According to Bitterroot National Forest wildlife biologist Dave Lockman, there were no known peregrine falcons in the Bitterroot in the 1970s and 1980s. He said peregrine falcon and eagle populations across the country have declined, mainly due to the use of DDT. Peregrine falcons were reintroduced to the Bitterroot in a five-year program sponsored by the Peregrine Fund and the Liz Claiborne Foundation. The reintroduction has been very successful, according to Lockman, with peregrine falcons having immigrated to at least 17 canyons in the Bitterroot in the past 30 years. He said 94 to 96 nests were permanently occupied.
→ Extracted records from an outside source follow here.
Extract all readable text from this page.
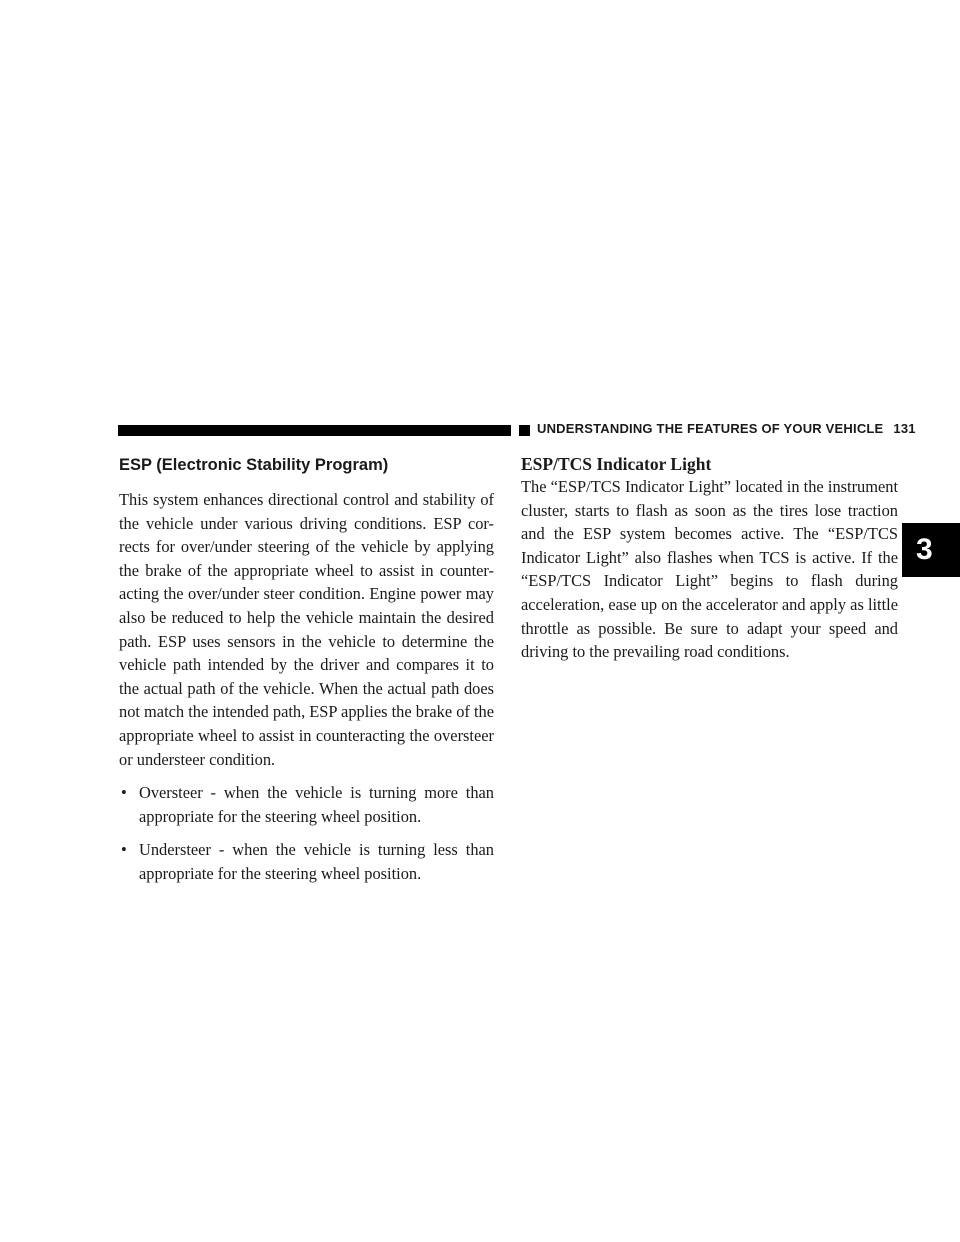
UNDERSTANDING THE FEATURES OF YOUR VEHICLE 131
3
ESP (Electronic Stability Program)

This system enhances directional control and stability of the vehicle under various driving conditions. ESP cor-rects for over/under steering of the vehicle by applying the brake of the appropriate wheel to assist in counter-acting the over/under steer condition. Engine power may also be reduced to help the vehicle maintain the desired path. ESP uses sensors in the vehicle to determine the vehicle path intended by the driver and compares it to the actual path of the vehicle. When the actual path does not match the intended path, ESP applies the brake of the appropriate wheel to assist in counteracting the oversteer or understeer condition.

• Oversteer - when the vehicle is turning more than appropriate for the steering wheel position.
• Understeer - when the vehicle is turning less than appropriate for the steering wheel position.
ESP/TCS Indicator Light

The “ESP/TCS Indicator Light” located in the instrument cluster, starts to flash as soon as the tires lose traction and the ESP system becomes active. The “ESP/TCS Indicator Light” also flashes when TCS is active. If the “ESP/TCS Indicator Light” begins to flash during acceleration, ease up on the accelerator and apply as little throttle as possible. Be sure to adapt your speed and driving to the prevailing road conditions.
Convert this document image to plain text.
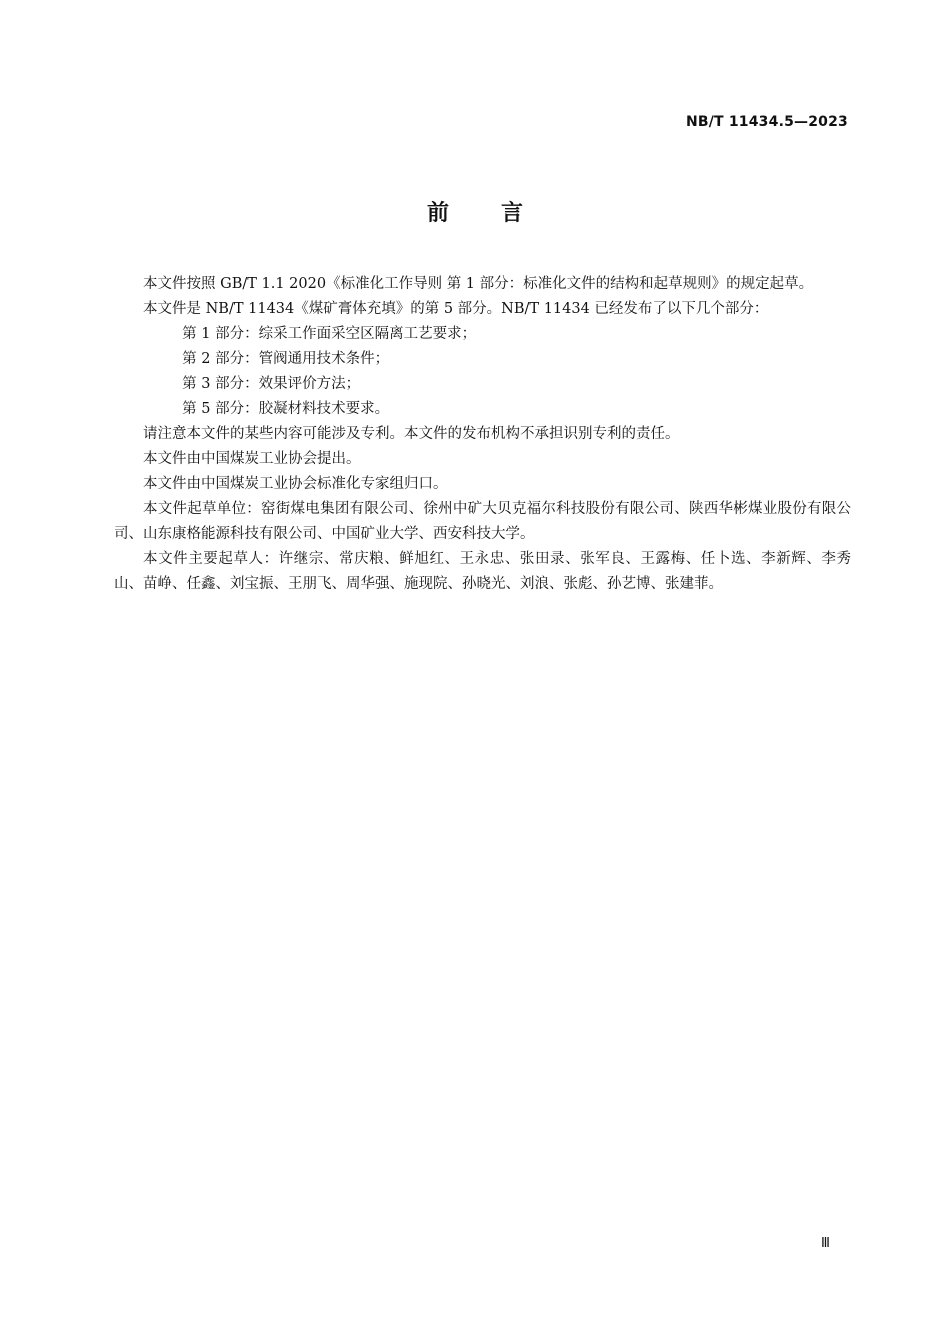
NB/T 11434.5—2023
前言

本文件按照 GB/T 1.1 2020《标准化工作导则 第 1 部分：标准化文件的结构和起草规则》的规定起草。

本文件是 NB/T 11434《煤矿膏体充填》的第 5 部分。NB/T 11434 已经发布了以下几个部分：

第 1 部分：综采工作面采空区隔离工艺要求；

第 2 部分：管阀通用技术条件；

第 3 部分：效果评价方法；

第 5 部分：胶凝材料技术要求。

请注意本文件的某些内容可能涉及专利。本文件的发布机构不承担识别专利的责任。

本文件由中国煤炭工业协会提出。

本文件由中国煤炭工业协会标准化专家组归口。

本文件起草单位：窑街煤电集团有限公司、徐州中矿大贝克福尔科技股份有限公司、陕西华彬煤业股份有限公司、山东康格能源科技有限公司、中国矿业大学、西安科技大学。

本文件主要起草人：许继宗、常庆粮、鲜旭红、王永忠、张田录、张军良、王露梅、任卜选、李新辉、李秀山、苗峥、任鑫、刘宝振、王朋飞、周华强、施现院、孙晓光、刘浪、张彪、孙艺博、张建菲。

Ⅲ
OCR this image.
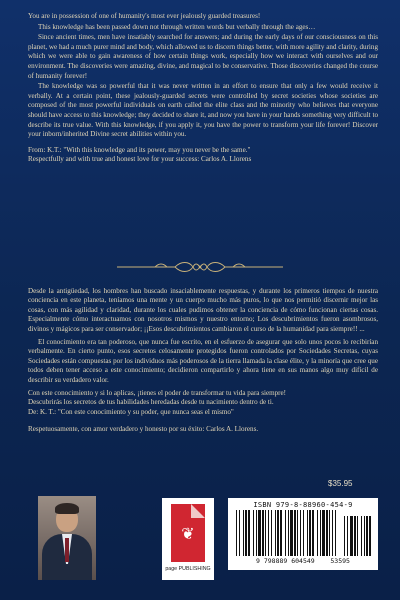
You are in possession of one of humanity's most ever jealously guarded treasures!

This knowledge has been passed down not through written words but verbally through the ages…

Since ancient times, men have insatiably searched for answers; and during the early days of our consciousness on this planet, we had a much purer mind and body, which allowed us to discern things better, with more agility and clarity, during which we were able to gain awareness of how certain things work, especially how we interact with ourselves and our environment. The discoveries were amazing, divine, and magical to be conservative. Those discoveries changed the course of humanity forever!

The knowledge was so powerful that it was never written in an effort to ensure that only a few would receive it verbally. At a certain point, these jealously-guarded secrets were controlled by secret societies whose societies are composed of the most powerful individuals on earth called the elite class and the minority who believes that everyone should have access to this knowledge; they decided to share it, and now you have in your hands something very difficult to describe its true value. With this knowledge, if you apply it, you have the power to transform your life forever! Discover your inborn/inherited Divine secret abilities within you.

From: K.T.: "With this knowledge and its power, may you never be the same."
Respectfully and with true and honest love for your success: Carlos A. Llorens

Desde la antigüedad, los hombres han buscado insaciablemente respuestas, y durante los primeros tiempos de nuestra conciencia en este planeta, teníamos una mente y un cuerpo mucho más puros, lo que nos permitió discernir mejor las cosas, con más agilidad y claridad, durante los cuales pudimos obtener la conciencia de cómo funcionan ciertas cosas. Especialmente cómo interactuamos con nosotros mismos y nuestro entorno; Los descubrimientos fueron asombrosos, divinos y mágicos para ser conservador; ¡¡Esos descubrimientos cambiaron el curso de la humanidad para siempre!! ...

El conocimiento era tan poderoso, que nunca fue escrito, en el esfuerzo de asegurar que solo unos pocos lo recibirían verbalmente. En cierto punto, esos secretos celosamente protegidos fueron controlados por Sociedades Secretas, cuyas Sociedades están compuestas por los individuos más poderosos de la tierra llamada la clase élite, y la minoría que cree que todos deben tener acceso a este conocimiento; decidieron compartirlo y ahora tiene en sus manos algo muy difícil de describir su verdadero valor.

Con este conocimiento y si lo aplicas, ¡tienes el poder de transformar tu vida para siempre!
Descubrirás los secretos de tus habilidades heredadas desde tu nacimiento dentro de ti.
De: K. T.: "Con este conocimiento y su poder, que nunca seas el mismo"
Respetuosamente, con amor verdadero y honesto por su éxito: Carlos A. Llorens.
❦
page PUBLISHING
$35.95
ISBN 979-8-88960-454-9
9 798889 604549 53595
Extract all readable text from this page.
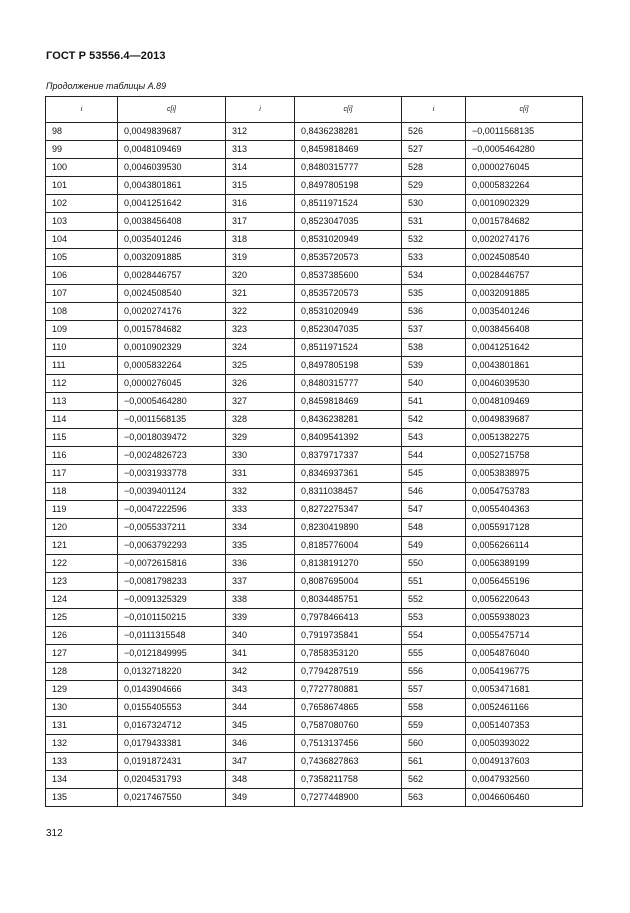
ГОСТ Р 53556.4—2013
Продолжение таблицы А.89
i	c[i]	i	c[i]	i	c[i]
98	0,0049839687	312	0,8436238281	526	−0,0011568135
99	0,0048109469	313	0,8459818469	527	−0,0005464280
100	0,0046039530	314	0,8480315777	528	0,0000276045
101	0,0043801861	315	0,8497805198	529	0,0005832264
102	0,0041251642	316	0,8511971524	530	0,0010902329
103	0,0038456408	317	0,8523047035	531	0,0015784682
104	0,0035401246	318	0,8531020949	532	0,0020274176
105	0,0032091885	319	0,8535720573	533	0,0024508540
106	0,0028446757	320	0,8537385600	534	0,0028446757
107	0,0024508540	321	0,8535720573	535	0,0032091885
108	0,0020274176	322	0,8531020949	536	0,0035401246
109	0,0015784682	323	0,8523047035	537	0,0038456408
110	0,0010902329	324	0,8511971524	538	0,0041251642
111	0,0005832264	325	0,8497805198	539	0,0043801861
112	0,0000276045	326	0,8480315777	540	0,0046039530
113	−0,0005464280	327	0,8459818469	541	0,0048109469
114	−0,0011568135	328	0,8436238281	542	0,0049839687
115	−0,0018039472	329	0,8409541392	543	0,0051382275
116	−0,0024826723	330	0,8379717337	544	0,0052715758
117	−0,0031933778	331	0,8346937361	545	0,0053838975
118	−0,0039401124	332	0,8311038457	546	0,0054753783
119	−0,0047222596	333	0,8272275347	547	0,0055404363
120	−0,0055337211	334	0,8230419890	548	0,0055917128
121	−0,0063792293	335	0,8185776004	549	0,0056266114
122	−0,0072615816	336	0,8138191270	550	0,0056389199
123	−0,0081798233	337	0,8087695004	551	0,0056455196
124	−0,0091325329	338	0,8034485751	552	0,0056220643
125	−0,0101150215	339	0,7978466413	553	0,0055938023
126	−0,0111315548	340	0,7919735841	554	0,0055475714
127	−0,0121849995	341	0,7858353120	555	0,0054876040
128	0,0132718220	342	0,7794287519	556	0,0054196775
129	0,0143904666	343	0,7727780881	557	0,0053471681
130	0,0155405553	344	0,7658674865	558	0,0052461166
131	0,0167324712	345	0,7587080760	559	0,0051407353
132	0,0179433381	346	0,7513137456	560	0,0050393022
133	0,0191872431	347	0,7436827863	561	0,0049137603
134	0,0204531793	348	0,7358211758	562	0,0047932560
135	0,0217467550	349	0,7277448900	563	0,0046606460
312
He said that in 2014 and 2018, some golden eagles also successfully brooded in Mill Creek Canyon. He said the collaboration between the Western Montana Climbers Coalition, Bitterroot Audubon and the people of the Peregrine Fund has been very encouraging.

Eric Murdock, Policy Director of the Access Fund, said a new handbook entitled “Climbing and Raptors – a Handbook for Adaptive Raptor Management” will be released in about a week. It was the result of a collaboration between the Bureau of Land Management, the Forest Service and the National Park Service.

Murdock said scientists have been discussing since the 1960s creating a buffer area around nesting birds of prey to reduce the abandonment of nests. He said many factors were identified, including the characteristics of the cliff, the type of human activity in the area, tolerance of the birds, and other specific seasonal disturbances. He said evidence shows that some sort of buffer zone works within the nests’ viewing shed. He said the size of the buffer zone needed depends on the characteristics of the field of view.

Micki Long, president of Bitterroot Audubon, said her organization and the Montana Peregrine Institute both believe that protecting peregrine falcons and golden eagles should be part of the forest plan. Long referred to a landmark study conducted by Richardson and Miller in 1987 that documented that both visual and auditory glitches can interfere with successful nesting. She said the recommendations in the report include keeping an 800-meter buffer zone, which is about half a mile, away from nesting birds of prey.

She acknowledged that there may be disagreement about the extent of a buffer zone, she said,

“Most climbers want to support birds of prey and protect resources and will be partners,” said Long, “but when in doubt, we have to take the bird’s side.”

Brown reminded the group that the intent was to mitigate, not eliminate, the effects and it was important to use the best available science in doing so. He said it was obvious that the problem of nesting birds of prey was a problem for almost everyone. Now he said the question was, is it a reasonable alternative to do nothing? If not, what management is required? What is our intention? Which measures can we identify as necessary?

“Whatever we recommend, it has to meet our needs,” said Brown. “I don’t want it to be unnecessarily restrictive.”

The information gathered and suggested solutions to problems gained during these ongoing monthly meetings will be posted on the Bitterroot National Forest Story Map at (https://storymaps.arcgis.com/stories/6f18fccfa609409eaee82f39e4f4f4e3) and can be used as both a progress tracker and a also as an information hub for the public to find out about the process and the status of the development of the climbing management plan.